The Biggest One
Marc Andreessen has seen every tech wave since the browser. The internet. Mobile. Cloud. Social.
He says AI is bigger than all of them. Not by a little. By an order of magnitude.
The right comparisons aren't tech companies. They're the steam engine. Electricity. The microprocessor. The wheel.
This is the biggest technological revolution of my life. This is the big one.
The Path Not Taken
In the 1930s, the inventors of the computer had a debate. Build machines like cash registers — fast calculators? Or build machines like the human brain — neural networks?
They chose the calculator. And that's the computer industry we got for 80 years. Fast math. No understanding of humans.
But the neural network idea never died. Scientists published the first paper on it in 1943. They kept working on it for decades, even when everyone else gave up.
The first neural network paper was published in 1943. Eighty years of patience.
Decades of Disappointment
When Andreessen was in college in the late '80s, AI was a backwater. There'd been a boom-bust cycle in Silicon Valley. Money flowed in. Nothing worked. Money left.

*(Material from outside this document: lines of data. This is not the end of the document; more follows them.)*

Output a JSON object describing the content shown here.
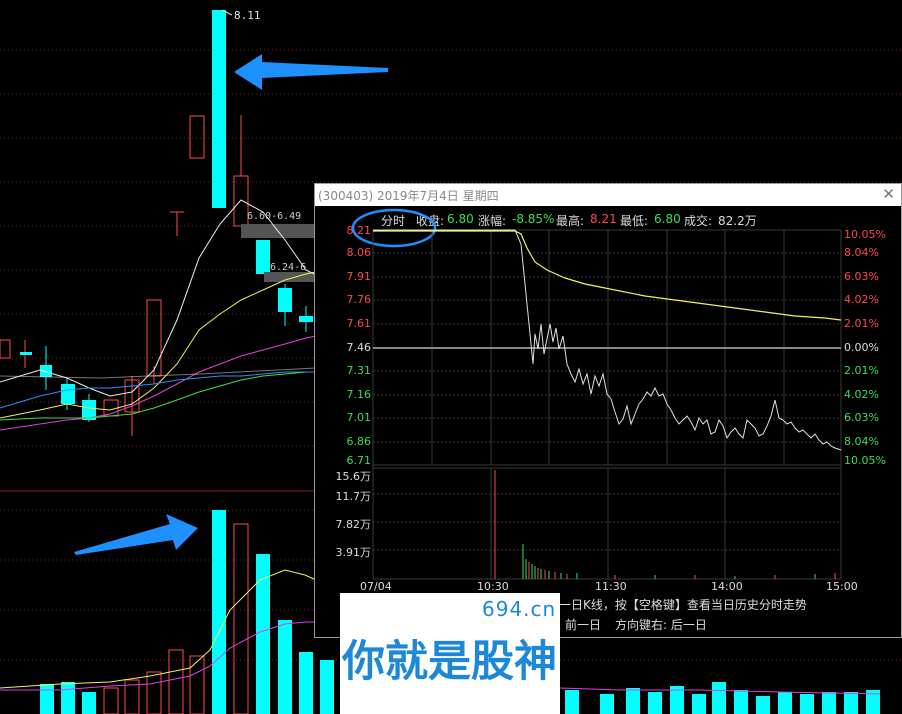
{
  "main_chart": {
    "peak_price_label": "8.11",
    "level_label_1": "6.60-6.49",
    "level_label_2": "6.24-6"
  },
  "popup": {
    "title": "(300403) 2019年7月4日 星期四",
    "close_icon": "close-icon",
    "header": {
      "tab": "分时",
      "close_label": "收盘:",
      "close_value": "6.80",
      "change_label": "涨幅:",
      "change_value": "-8.85%",
      "high_label": "最高:",
      "high_value": "8.21",
      "low_label": "最低:",
      "low_value": "6.80",
      "volume_label": "成交:",
      "volume_value": "82.2万"
    },
    "price_axis_left": [
      "8.21",
      "8.06",
      "7.91",
      "7.76",
      "7.61",
      "7.46",
      "7.31",
      "7.16",
      "7.01",
      "6.86",
      "6.71"
    ],
    "percent_axis_right": [
      "10.05%",
      "8.04%",
      "6.03%",
      "4.02%",
      "2.01%",
      "0.00%",
      "2.01%",
      "4.02%",
      "6.03%",
      "8.04%",
      "10.05%"
    ],
    "volume_axis": [
      "15.6万",
      "11.7万",
      "7.82万",
      "3.91万"
    ],
    "time_axis": [
      "07/04",
      "10:30",
      "11:30",
      "14:00",
      "15:00"
    ],
    "hint_line1": "一日K线，按【空格键】查看当日历史分时走势",
    "hint_line2_a": "前一日",
    "hint_line2_b": "方向键右: 后一日"
  },
  "watermark": {
    "site": "694.cn",
    "slogan": "你就是股神"
  },
  "colors": {
    "bull": "#ff4a4a",
    "bear": "#00ffff",
    "arrow": "#1e90ff",
    "avg_line": "#f2f260",
    "price_line": "#e0e0e0"
  }
}
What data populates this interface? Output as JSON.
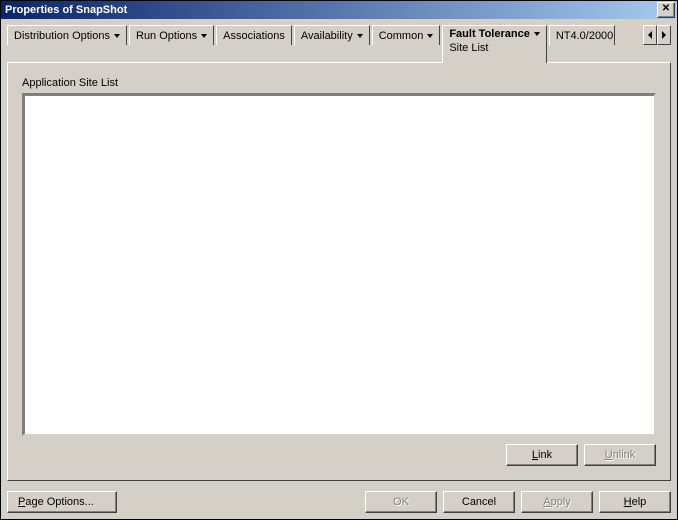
{
  "window": {
    "title": "Properties of SnapShot",
    "close_glyph": "✕"
  },
  "tabs": {
    "items": [
      {
        "label": "Distribution Options",
        "has_menu": true
      },
      {
        "label": "Run Options",
        "has_menu": true
      },
      {
        "label": "Associations",
        "has_menu": false
      },
      {
        "label": "Availability",
        "has_menu": true
      },
      {
        "label": "Common",
        "has_menu": true
      },
      {
        "label": "Fault Tolerance",
        "has_menu": true,
        "sub": "Site List"
      },
      {
        "label": "NT4.0/2000",
        "has_menu": false
      }
    ],
    "active_index": 5
  },
  "content": {
    "section_label": "Application Site List"
  },
  "list_actions": {
    "link": "Link",
    "unlink": "Unlink"
  },
  "footer": {
    "page_options": "Page Options...",
    "ok": "OK",
    "cancel": "Cancel",
    "apply": "Apply",
    "help": "Help"
  }
}
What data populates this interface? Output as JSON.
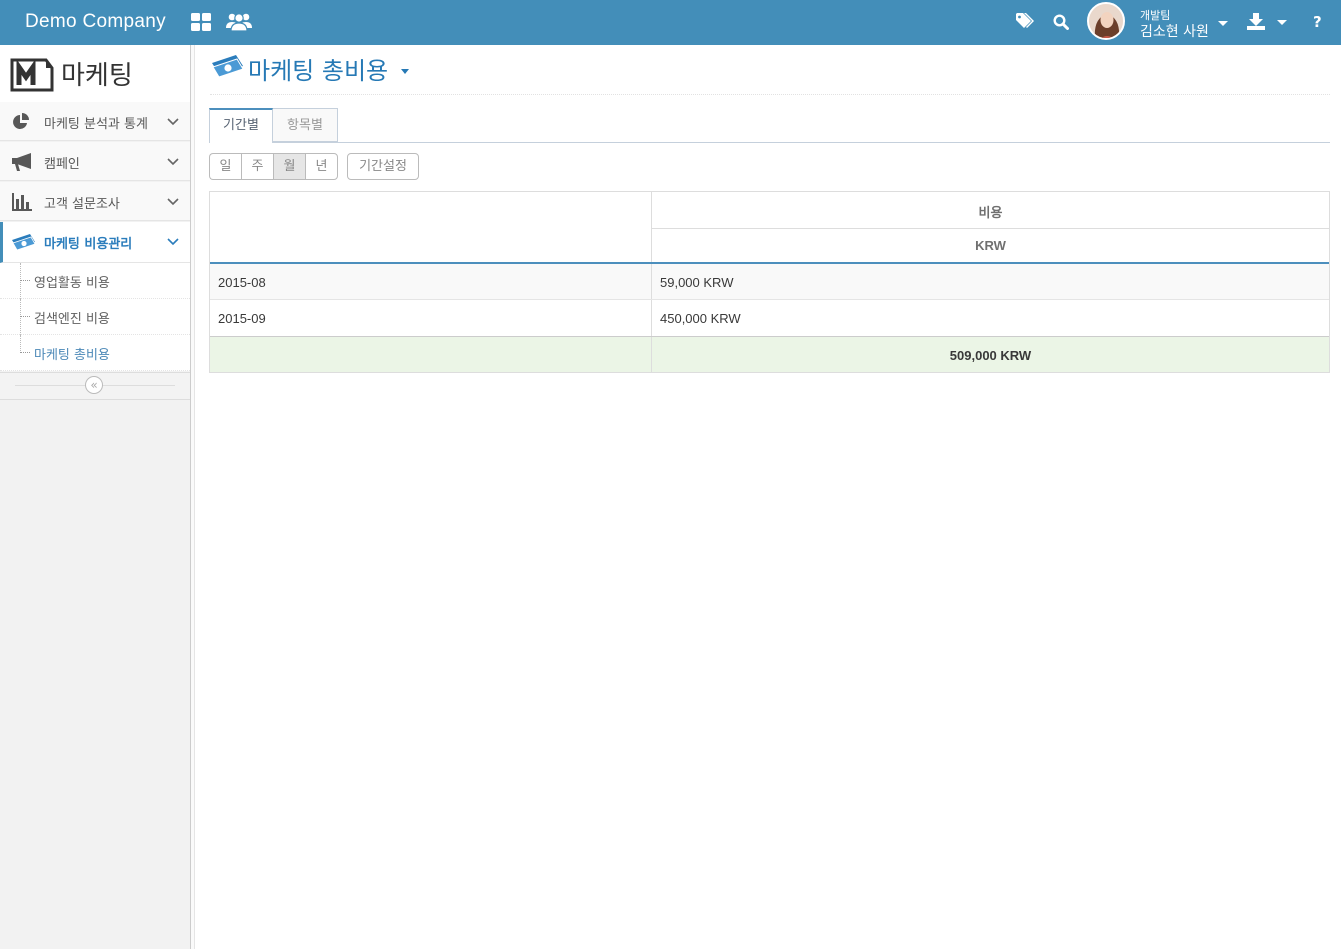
{
  "navbar": {
    "brand": "Demo Company",
    "user": {
      "team": "개발팀",
      "name": "김소현 사원"
    },
    "icons": [
      "grid-icon",
      "users-icon",
      "tags-icon",
      "search-icon",
      "download-icon",
      "help-icon"
    ],
    "help_label": "?"
  },
  "sidebar": {
    "title": "마케팅",
    "logo_letter": "M",
    "items": [
      {
        "label": "마케팅 분석과 통계",
        "icon": "pie-chart-icon"
      },
      {
        "label": "캠페인",
        "icon": "bullhorn-icon"
      },
      {
        "label": "고객 설문조사",
        "icon": "bar-chart-icon"
      },
      {
        "label": "마케팅 비용관리",
        "icon": "money-icon",
        "active": true
      }
    ],
    "subitems": [
      {
        "label": "영업활동 비용"
      },
      {
        "label": "검색엔진 비용"
      },
      {
        "label": "마케팅 총비용",
        "current": true
      }
    ],
    "collapse_label": "«"
  },
  "page": {
    "title": "마케팅 총비용",
    "tabs": [
      {
        "label": "기간별",
        "active": true
      },
      {
        "label": "항목별"
      }
    ],
    "period_buttons": [
      {
        "label": "일"
      },
      {
        "label": "주"
      },
      {
        "label": "월",
        "selected": true
      },
      {
        "label": "년"
      }
    ],
    "period_setting_label": "기간설정"
  },
  "table": {
    "header_group": "비용",
    "header_currency": "KRW",
    "rows": [
      {
        "period": "2015-08",
        "amount": "59,000 KRW"
      },
      {
        "period": "2015-09",
        "amount": "450,000 KRW"
      }
    ],
    "total": "509,000 KRW"
  },
  "colors": {
    "navbar": "#438eb9",
    "accent": "#2679b5",
    "total_row": "#ebf5e6"
  }
}
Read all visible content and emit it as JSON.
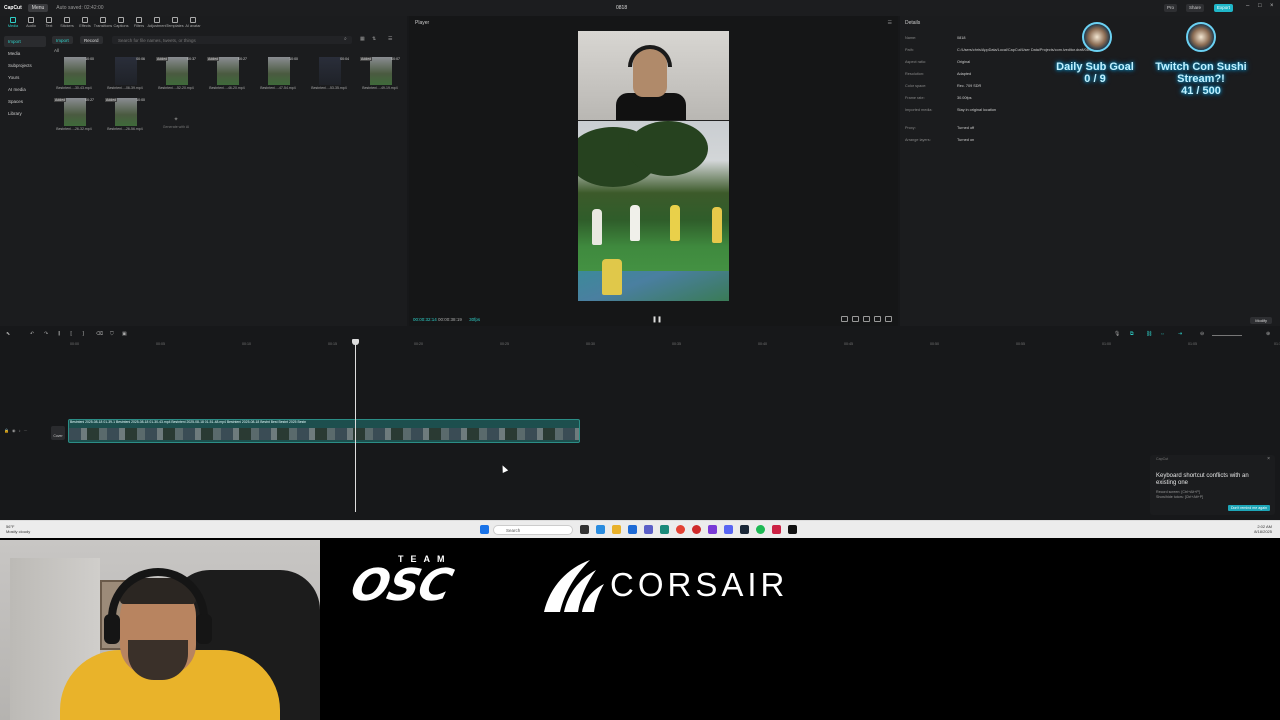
{
  "app": {
    "name": "CapCut",
    "menu_label": "Menu",
    "autosave": "Auto saved: 02:42:00",
    "project_title": "0818",
    "buttons": {
      "pro": "Pro",
      "share": "Share",
      "export": "Export"
    }
  },
  "toolbar_tabs": [
    {
      "label": "Media",
      "active": true
    },
    {
      "label": "Audio"
    },
    {
      "label": "Text"
    },
    {
      "label": "Stickers"
    },
    {
      "label": "Effects"
    },
    {
      "label": "Transitions"
    },
    {
      "label": "Captions"
    },
    {
      "label": "Filters"
    },
    {
      "label": "Adjustment"
    },
    {
      "label": "Templates"
    },
    {
      "label": "AI avatar"
    }
  ],
  "sidenav": [
    {
      "label": "Import",
      "active": true
    },
    {
      "label": "Media"
    },
    {
      "label": "Subprojects"
    },
    {
      "label": "Yours"
    },
    {
      "label": "AI media"
    },
    {
      "label": "Spaces"
    },
    {
      "label": "Library"
    }
  ],
  "media": {
    "import_label": "Import",
    "record_label": "Record",
    "search_placeholder": "Search for file names, tweets, or things",
    "all_label": "All",
    "items": [
      {
        "badge": "",
        "duration": "10:00",
        "name": "Bestnteni...-30-43.mp4"
      },
      {
        "badge": "",
        "duration": "00:06",
        "name": "Bestnteni...-06-39.mp4"
      },
      {
        "badge": "Added",
        "duration": "00:37",
        "name": "Bestnteni...-52-20.mp4"
      },
      {
        "badge": "Added",
        "duration": "00:27",
        "name": "Bestnteni...-46-20.mp4"
      },
      {
        "badge": "",
        "duration": "10:00",
        "name": "Bestnteni...-47-54.mp4"
      },
      {
        "badge": "",
        "duration": "00:04",
        "name": "Bestnteni...-53-35.mp4"
      },
      {
        "badge": "Added",
        "duration": "00:07",
        "name": "Bestnteni...-49-19.mp4"
      },
      {
        "badge": "Added",
        "duration": "00:27",
        "name": "Bestnteni...-26-32.mp4"
      },
      {
        "badge": "Added",
        "duration": "10:00",
        "name": "Bestnteni...-26-56.mp4"
      }
    ],
    "placeholder_label": "Generate with AI"
  },
  "player": {
    "title": "Player",
    "current_time": "00:00:32:14",
    "total_time": "00:00:38:19",
    "fps": "30fps"
  },
  "details": {
    "title": "Details",
    "rows": [
      {
        "k": "Name:",
        "v": "0818"
      },
      {
        "k": "Path:",
        "v": "C:/Users/chris/AppData/Local/CapCut/User Data/Projects/com.lveditor.draft/0818"
      },
      {
        "k": "Aspect ratio:",
        "v": "Original"
      },
      {
        "k": "Resolution:",
        "v": "Adapted"
      },
      {
        "k": "Color space:",
        "v": "Rec. 709 SDR"
      },
      {
        "k": "Frame rate:",
        "v": "30.00fps"
      },
      {
        "k": "Imported media:",
        "v": "Stay in original location"
      },
      {
        "k": "Proxy:",
        "v": "Turned off"
      },
      {
        "k": "Arrange layers:",
        "v": "Turned on"
      }
    ],
    "modify_label": "Modify"
  },
  "stream_goals": [
    {
      "title": "Daily Sub Goal",
      "progress": "0 / 9"
    },
    {
      "title": "Twitch Con Sushi Stream?!",
      "progress": "41 / 500"
    }
  ],
  "timeline": {
    "ruler": [
      "00:00",
      "00:05",
      "00:10",
      "00:15",
      "00:20",
      "00:25",
      "00:30",
      "00:35",
      "00:40",
      "00:45",
      "00:50",
      "00:55",
      "01:00",
      "01:05",
      "01:10"
    ],
    "cover_label": "Cover",
    "clip_labels": "Bestnteni 2025-08-18 01-39-1  Bestnteni 2025-08-18 01-30-43.mp4  Bestnteni 2025-08-18 01-51-48.mp4  Bestnteni 2025-08-18  Bestnt  Best  Bestnt 2025  Bestn"
  },
  "toast": {
    "source": "CapCut",
    "title": "Keyboard shortcut conflicts with an existing one",
    "body": "Record screen: [Ctrl+Alt+P]\nShow/hide tutors: [Ctrl+Alt+P]",
    "action": "Don't remind me again"
  },
  "taskbar": {
    "weather_temp": "56°F",
    "weather_desc": "Mostly cloudy",
    "search_placeholder": "Search",
    "time": "2:02 AM",
    "date": "8/18/2025"
  },
  "sponsors": {
    "team": "TEAM",
    "osc": "OSC",
    "corsair": "CORSAIR"
  },
  "colors": {
    "accent": "#2fd0c8",
    "track": "#1d4f4e",
    "goal_glow": "#0aa6d8"
  }
}
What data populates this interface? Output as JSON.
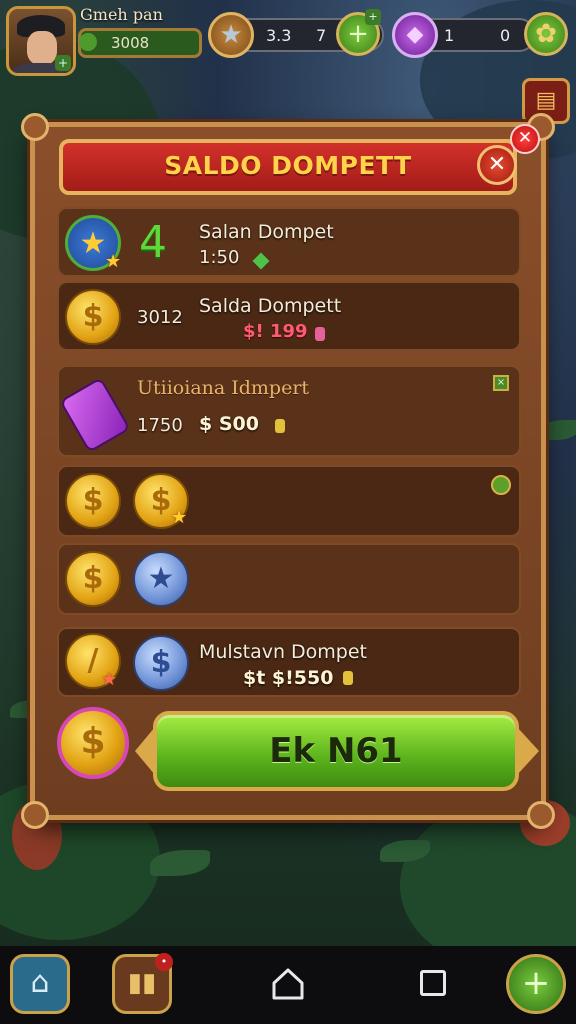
{
  "hud": {
    "player_name": "Gmeh pan",
    "xp_value": "3008",
    "star_count_a": "3.3",
    "star_count_b": "7",
    "gem_count_a": "1",
    "gem_count_b": "0"
  },
  "dialog": {
    "title": "SALDO DOMPETT",
    "close_label": "✕",
    "rows": [
      {
        "title": "Salan Dompet",
        "amount": "1:50"
      },
      {
        "number": "3012",
        "title": "Salda Dompett",
        "amount": "$! 199"
      },
      {
        "title": "Utiioiana Idmpert",
        "number": "1750",
        "amount": "$ S00"
      },
      {
        "title": "Mulstavn Dompet",
        "amount": "$t $!550"
      }
    ],
    "action_button": "Ek N61"
  },
  "icons": {
    "star": "star-icon",
    "gem": "gem-icon",
    "coin": "coin-icon",
    "home": "home-icon",
    "stats": "stats-icon",
    "plus": "plus-icon"
  },
  "colors": {
    "banner_red": "#c42a22",
    "title_gold": "#ffd34a",
    "panel_brown": "#7a4526",
    "action_green": "#5ab21c",
    "price_pink": "#ff5a76"
  }
}
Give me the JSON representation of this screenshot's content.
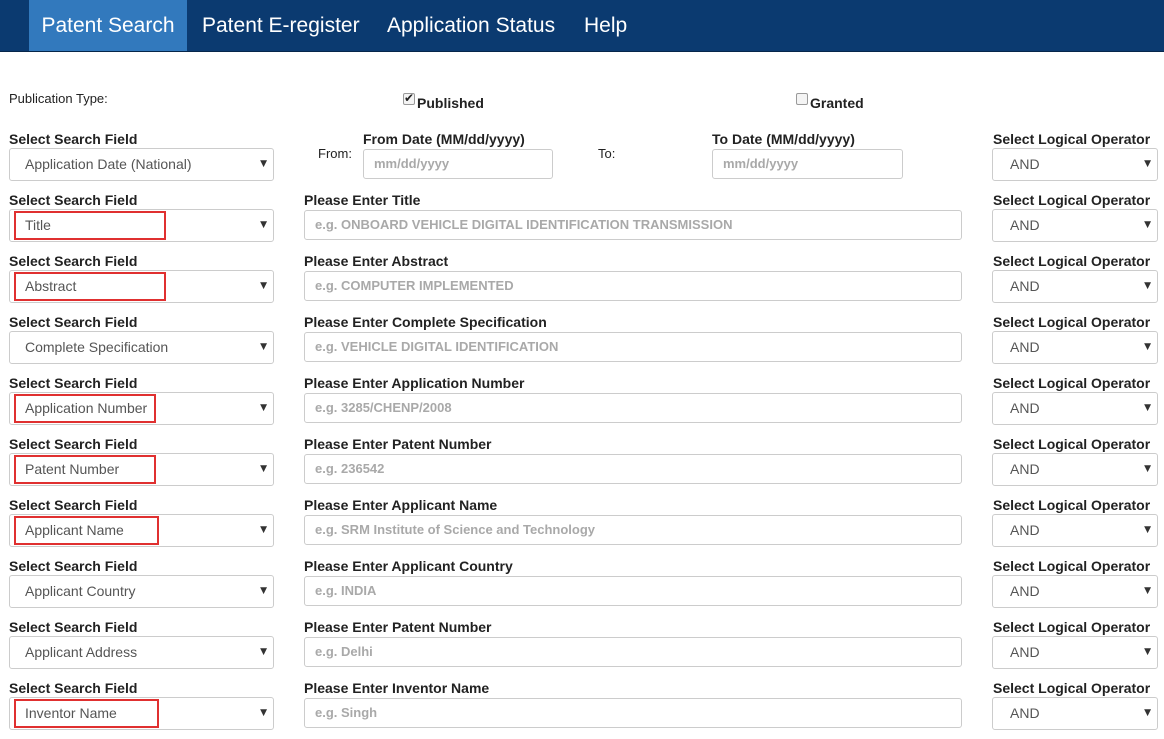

AI departments became a joke. Nobody wanted to study it. The field was considered dead.
But the scientists kept working. They built up a massive reservoir of concepts and ideas. All waiting for the right moment.
AI was considered dead. The scientists kept working anyway.
The ChatGPT Moment
Then came Christmas 2022. ChatGPT launched. And everything crystallized.
After 80 years of excessive optimism followed by disappointment, it worked. Neural networks actually worked.
Andreessen describes the reaction simply: Oh my god. It turns out it works.
Eighty years of 'it'll never work.' Then it worked.
Three Years Into an 80-Year Revolution
Here's the perspective that matters. The ChatGPT moment was less than three years ago.
We are at the very beginning. Three years into what Andreessen calls an 80-year revolution finally coming to fruition.
If you think AI is moving fast now, you haven't seen anything yet.
We're 3 years in. The revolution is 80 years in the making.